– Eh pien, messieurs, eh pien… – укоризненно обратился он к ним. – Надеюсь, вы приехали сюда не только для того, чтобы острословить?.. Monsieur Pouchkine, вы еще не разучились танцевать? Покажите же пример другим!.. Посмотрите, какой цветник красавиц… Eh pien, eh pien!..
Пошутили, посмеялись, и Пушкин склонился пред Наташей. Она вспыхнула: знаменитый поэт подошел к ней первой!.. И они понеслись в вальсе. Пушкин вальсировал плохо и небрежничал…
С его стороны приглашение Наташи было только маневром. Его сердце в Москве было уязвлено. Наиболее жгучие уязвления претерпел он от Софи Пушкиной, его однофамилицы, полуденной брюнетки с греческим профилем, и Саши Корсаковой: когда он видел Софи, ему казалось, что весь мир в Софи, а когда он, как теперь, вальсируя с Наташей, урывками видел бархатные глаза Саши, он понимал, что перед таким взором и умереть счастье… Красоту Наташи он хотя и заметил, но она была еще слишком девочка…
Вальс кончился, Пушкин отвел Наташу на место, расшаркался и, сопровождаемый ревнивыми глазами Азиньки, направился к Саше. Ее глаза тепло сияли ему навстречу, и он с обычной легкостью вступил с красавицей в разговор… Но им не дали поговорить и минуты: дамы осаждали знаменитого поэта.
– А скажите, правда это, что вы, monsieur Пушкин, собираетесь служить? – говорила одна, смакуя кончиками губ мороженое.
– Как служить? Зачем служить? – ужаснулась другая, обмахиваясь веером. – Обогащайте лучше литературу вашими высокими произведениями…
– И разве к тому же вы не служите уже девяти сестрам, музам? – жантильничала третья. – Существовала ли когда служба более прекрасная?
Саша смеющимися глазами смотрела на эти атаки и на явно польщенного всем этим фимиамом поэта. Но зажигательные звуки мазурки разом оборвали все эти восторги, и Пушкин понесся с Сашей по залу. Чары Софи померкли: он решительно ошибался – только у этих маленьких, беленьких ножек его счастье!..
Марья Ивановна издали следила за парой: конечно, это не граф Самойлов, сватовство которого к Саше расстроилось год тому назад, но Саше ведь уже двадцать два… А Наталья Ивановна смотрела совсем неодобрительно: чистая обезьяна и голоштанник к тому же, и фармазон, и вольтерианец…
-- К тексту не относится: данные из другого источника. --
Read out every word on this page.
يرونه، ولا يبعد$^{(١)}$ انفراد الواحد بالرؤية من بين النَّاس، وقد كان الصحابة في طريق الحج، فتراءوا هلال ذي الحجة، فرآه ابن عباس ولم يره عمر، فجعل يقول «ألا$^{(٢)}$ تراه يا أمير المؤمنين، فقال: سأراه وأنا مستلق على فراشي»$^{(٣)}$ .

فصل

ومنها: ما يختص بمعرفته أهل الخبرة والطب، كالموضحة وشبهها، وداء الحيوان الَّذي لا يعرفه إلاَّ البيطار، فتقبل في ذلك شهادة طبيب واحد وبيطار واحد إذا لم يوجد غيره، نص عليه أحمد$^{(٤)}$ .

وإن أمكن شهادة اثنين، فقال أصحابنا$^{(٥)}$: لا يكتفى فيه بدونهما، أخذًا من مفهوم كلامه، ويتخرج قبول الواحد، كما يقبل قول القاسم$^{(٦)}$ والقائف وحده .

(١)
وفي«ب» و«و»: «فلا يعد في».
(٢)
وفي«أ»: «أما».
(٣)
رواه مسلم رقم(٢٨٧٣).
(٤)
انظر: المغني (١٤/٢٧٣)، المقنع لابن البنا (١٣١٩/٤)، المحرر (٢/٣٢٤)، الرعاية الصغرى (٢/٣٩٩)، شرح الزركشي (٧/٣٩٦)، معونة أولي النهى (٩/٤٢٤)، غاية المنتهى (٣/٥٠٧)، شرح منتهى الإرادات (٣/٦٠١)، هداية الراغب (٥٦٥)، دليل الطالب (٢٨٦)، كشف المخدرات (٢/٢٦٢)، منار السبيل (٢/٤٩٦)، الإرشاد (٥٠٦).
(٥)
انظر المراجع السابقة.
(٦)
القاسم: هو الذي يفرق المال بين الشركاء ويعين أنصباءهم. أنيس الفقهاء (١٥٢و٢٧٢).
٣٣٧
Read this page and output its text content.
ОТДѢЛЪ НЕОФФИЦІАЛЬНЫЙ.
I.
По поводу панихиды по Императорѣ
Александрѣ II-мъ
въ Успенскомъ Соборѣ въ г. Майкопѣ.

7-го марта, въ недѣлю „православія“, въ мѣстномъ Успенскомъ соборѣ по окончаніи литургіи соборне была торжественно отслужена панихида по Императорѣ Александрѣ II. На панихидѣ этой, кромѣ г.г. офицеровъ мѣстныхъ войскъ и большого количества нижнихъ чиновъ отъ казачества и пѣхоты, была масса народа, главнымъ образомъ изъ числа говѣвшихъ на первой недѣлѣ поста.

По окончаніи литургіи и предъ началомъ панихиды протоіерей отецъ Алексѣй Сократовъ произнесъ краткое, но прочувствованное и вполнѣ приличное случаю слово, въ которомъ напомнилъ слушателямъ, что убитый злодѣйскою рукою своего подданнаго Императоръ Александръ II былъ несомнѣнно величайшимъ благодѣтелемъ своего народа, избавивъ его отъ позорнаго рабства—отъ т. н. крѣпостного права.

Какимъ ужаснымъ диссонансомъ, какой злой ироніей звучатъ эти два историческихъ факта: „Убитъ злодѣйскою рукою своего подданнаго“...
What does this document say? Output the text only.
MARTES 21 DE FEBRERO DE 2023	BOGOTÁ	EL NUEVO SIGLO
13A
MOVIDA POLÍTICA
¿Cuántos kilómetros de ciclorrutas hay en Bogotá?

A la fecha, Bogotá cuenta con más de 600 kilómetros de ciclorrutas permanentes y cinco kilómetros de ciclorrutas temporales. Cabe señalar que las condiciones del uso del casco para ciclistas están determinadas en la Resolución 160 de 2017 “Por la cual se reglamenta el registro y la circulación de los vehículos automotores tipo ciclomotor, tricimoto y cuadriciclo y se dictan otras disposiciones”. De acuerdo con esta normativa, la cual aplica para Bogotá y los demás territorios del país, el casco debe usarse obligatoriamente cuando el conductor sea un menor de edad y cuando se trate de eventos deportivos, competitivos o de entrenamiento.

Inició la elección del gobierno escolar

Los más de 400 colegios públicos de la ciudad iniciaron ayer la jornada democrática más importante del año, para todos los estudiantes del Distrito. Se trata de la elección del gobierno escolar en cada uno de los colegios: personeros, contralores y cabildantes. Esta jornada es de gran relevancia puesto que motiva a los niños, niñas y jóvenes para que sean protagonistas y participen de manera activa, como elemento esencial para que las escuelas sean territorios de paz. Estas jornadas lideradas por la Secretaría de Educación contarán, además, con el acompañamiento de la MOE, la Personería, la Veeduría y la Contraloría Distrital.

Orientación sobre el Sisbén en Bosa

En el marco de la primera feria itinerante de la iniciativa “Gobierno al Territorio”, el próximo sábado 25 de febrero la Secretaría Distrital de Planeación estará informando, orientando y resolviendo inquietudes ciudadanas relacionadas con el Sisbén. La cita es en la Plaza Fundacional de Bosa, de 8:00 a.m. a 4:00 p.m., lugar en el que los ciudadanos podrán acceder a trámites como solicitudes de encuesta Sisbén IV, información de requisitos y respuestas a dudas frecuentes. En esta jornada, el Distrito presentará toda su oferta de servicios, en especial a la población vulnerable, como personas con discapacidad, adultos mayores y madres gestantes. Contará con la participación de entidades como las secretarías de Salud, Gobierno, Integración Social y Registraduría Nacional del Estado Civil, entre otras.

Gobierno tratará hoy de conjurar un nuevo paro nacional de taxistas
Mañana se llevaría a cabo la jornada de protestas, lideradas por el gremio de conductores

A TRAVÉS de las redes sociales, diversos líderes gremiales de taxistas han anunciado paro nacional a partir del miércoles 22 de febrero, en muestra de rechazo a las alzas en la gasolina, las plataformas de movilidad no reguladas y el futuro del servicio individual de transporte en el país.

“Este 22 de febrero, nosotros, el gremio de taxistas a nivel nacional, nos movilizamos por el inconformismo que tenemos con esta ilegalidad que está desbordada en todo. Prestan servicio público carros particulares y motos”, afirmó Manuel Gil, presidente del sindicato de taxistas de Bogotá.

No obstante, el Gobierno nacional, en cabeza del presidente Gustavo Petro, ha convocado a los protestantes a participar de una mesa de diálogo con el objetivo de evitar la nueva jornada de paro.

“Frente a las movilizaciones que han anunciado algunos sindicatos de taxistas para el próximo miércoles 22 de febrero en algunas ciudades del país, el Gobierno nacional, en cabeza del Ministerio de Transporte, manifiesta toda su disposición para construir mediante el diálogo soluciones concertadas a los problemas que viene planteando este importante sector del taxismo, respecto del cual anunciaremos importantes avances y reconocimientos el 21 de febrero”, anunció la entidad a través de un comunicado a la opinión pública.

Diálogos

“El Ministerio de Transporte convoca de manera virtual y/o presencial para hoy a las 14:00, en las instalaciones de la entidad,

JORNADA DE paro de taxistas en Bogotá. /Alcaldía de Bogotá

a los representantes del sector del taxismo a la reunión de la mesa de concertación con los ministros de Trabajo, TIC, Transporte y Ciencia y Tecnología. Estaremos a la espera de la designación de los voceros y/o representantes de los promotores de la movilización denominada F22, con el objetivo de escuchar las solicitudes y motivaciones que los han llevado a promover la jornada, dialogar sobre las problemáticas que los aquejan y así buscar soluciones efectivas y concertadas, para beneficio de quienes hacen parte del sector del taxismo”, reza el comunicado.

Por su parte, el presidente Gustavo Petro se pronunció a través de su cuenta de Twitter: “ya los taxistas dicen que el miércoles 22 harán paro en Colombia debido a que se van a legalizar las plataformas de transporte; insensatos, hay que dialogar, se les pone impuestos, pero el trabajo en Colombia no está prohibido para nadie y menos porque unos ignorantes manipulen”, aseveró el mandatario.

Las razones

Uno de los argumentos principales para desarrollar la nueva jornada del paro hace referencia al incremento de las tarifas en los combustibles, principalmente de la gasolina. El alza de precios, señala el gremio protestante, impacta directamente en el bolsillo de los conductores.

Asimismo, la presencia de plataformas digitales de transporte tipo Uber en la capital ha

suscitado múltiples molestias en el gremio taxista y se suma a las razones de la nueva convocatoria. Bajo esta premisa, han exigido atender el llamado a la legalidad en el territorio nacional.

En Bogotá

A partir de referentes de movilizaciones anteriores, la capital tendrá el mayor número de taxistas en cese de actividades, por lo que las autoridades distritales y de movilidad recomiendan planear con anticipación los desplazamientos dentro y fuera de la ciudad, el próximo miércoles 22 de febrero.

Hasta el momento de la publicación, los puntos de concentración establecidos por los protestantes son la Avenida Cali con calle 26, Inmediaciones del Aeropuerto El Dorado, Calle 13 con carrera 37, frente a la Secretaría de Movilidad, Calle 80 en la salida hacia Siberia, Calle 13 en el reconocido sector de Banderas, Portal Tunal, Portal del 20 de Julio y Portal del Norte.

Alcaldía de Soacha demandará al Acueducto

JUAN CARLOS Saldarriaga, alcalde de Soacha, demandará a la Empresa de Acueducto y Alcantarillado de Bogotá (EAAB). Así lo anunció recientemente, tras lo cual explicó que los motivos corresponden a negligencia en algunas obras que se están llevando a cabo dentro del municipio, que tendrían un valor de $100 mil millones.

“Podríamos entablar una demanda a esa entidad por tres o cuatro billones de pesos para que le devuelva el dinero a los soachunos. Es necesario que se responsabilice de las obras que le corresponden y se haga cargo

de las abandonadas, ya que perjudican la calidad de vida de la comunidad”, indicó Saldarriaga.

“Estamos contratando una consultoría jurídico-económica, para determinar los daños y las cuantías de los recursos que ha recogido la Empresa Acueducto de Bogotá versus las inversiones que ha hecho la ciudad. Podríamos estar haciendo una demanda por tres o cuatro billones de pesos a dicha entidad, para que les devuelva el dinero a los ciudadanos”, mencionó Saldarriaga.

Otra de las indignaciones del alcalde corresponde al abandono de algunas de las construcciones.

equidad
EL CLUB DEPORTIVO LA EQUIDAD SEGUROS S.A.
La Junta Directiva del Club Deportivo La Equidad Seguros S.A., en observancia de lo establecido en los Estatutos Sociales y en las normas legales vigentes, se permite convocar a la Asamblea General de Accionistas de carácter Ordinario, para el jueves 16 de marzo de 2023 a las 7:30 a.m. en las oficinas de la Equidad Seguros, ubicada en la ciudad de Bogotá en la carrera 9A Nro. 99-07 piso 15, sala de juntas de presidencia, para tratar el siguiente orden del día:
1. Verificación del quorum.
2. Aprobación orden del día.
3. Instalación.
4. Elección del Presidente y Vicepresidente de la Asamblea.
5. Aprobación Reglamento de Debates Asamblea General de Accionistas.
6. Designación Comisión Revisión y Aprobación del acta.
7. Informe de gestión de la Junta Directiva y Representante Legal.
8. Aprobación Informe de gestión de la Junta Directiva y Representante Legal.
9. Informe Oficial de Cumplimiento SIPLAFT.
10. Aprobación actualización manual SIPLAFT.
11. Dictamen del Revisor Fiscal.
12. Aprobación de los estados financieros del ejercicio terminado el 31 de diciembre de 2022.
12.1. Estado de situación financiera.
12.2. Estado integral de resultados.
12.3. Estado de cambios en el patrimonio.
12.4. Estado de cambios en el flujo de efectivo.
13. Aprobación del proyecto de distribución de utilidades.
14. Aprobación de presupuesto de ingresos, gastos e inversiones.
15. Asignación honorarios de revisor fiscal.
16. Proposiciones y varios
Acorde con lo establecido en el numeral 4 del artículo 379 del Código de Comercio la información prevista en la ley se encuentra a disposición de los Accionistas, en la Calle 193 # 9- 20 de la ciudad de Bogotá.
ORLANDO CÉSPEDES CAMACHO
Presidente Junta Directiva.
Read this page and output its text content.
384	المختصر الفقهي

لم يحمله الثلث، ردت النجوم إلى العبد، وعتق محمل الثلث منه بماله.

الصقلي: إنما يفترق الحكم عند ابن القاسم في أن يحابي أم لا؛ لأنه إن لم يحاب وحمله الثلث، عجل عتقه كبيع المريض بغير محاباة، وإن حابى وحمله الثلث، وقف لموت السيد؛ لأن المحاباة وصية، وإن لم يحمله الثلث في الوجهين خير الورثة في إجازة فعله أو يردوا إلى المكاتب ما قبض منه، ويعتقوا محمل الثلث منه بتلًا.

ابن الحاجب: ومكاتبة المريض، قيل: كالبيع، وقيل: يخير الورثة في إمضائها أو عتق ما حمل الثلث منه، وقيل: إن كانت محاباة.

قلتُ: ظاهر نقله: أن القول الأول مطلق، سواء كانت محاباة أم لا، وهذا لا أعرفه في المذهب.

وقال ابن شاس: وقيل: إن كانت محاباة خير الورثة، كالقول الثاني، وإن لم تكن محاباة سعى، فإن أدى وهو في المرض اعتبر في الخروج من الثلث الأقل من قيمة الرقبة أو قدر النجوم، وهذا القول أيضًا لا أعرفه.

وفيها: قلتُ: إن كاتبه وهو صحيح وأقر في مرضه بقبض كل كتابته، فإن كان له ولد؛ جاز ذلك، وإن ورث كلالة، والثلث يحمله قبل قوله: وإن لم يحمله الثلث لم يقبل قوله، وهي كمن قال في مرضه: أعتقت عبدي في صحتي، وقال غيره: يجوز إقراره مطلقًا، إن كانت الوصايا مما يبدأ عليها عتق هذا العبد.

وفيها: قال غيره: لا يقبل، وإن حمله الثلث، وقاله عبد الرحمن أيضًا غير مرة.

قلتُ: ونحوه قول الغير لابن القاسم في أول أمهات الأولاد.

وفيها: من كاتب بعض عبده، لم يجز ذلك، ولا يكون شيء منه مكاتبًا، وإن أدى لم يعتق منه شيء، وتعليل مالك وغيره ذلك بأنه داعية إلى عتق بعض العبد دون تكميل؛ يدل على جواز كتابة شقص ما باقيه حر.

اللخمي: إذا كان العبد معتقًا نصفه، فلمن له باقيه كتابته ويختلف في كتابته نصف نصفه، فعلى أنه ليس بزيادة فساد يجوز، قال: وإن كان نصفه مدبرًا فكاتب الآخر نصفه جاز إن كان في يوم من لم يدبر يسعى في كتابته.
Было уже около полуночи. Веселье било белым ключом. Молодежь блаженствовала. Блаженствовали и львы. Но они не были бы львами, если бы они признались в этом хотя бы только себе. Им гримаса была необходима. И потому Соболевский притворно зевнул и лениво проговорил:
– Поедем в Грузины, к цыганам, господа… Мне вся эта преснятина решительно приелась…
– Здесь пресно, поедем на Пресню!.. – сострил Гриша.
И, хотя никому из них совсем не хотелось покидать веселого бала, они, сопровождаемые взглядами всего зала, пошли вон. На пороге Пушкин обернулся, чтобы взглядом проститься с Сашей, но глаза его нечаянно встретили взгляд Наташи, которая, чуть-чуть, очаровательно кося, смотрела на него из-за веера. Она смутилась, потупила глаза, а Пушкин с деланным равнодушием вслед за приятелями спустился в швейцарскую… Еще несколько минут, и бешеная тройка пегих Соболевского – ее знала вся Москва – понесла приятелей темными улицами к цыганам…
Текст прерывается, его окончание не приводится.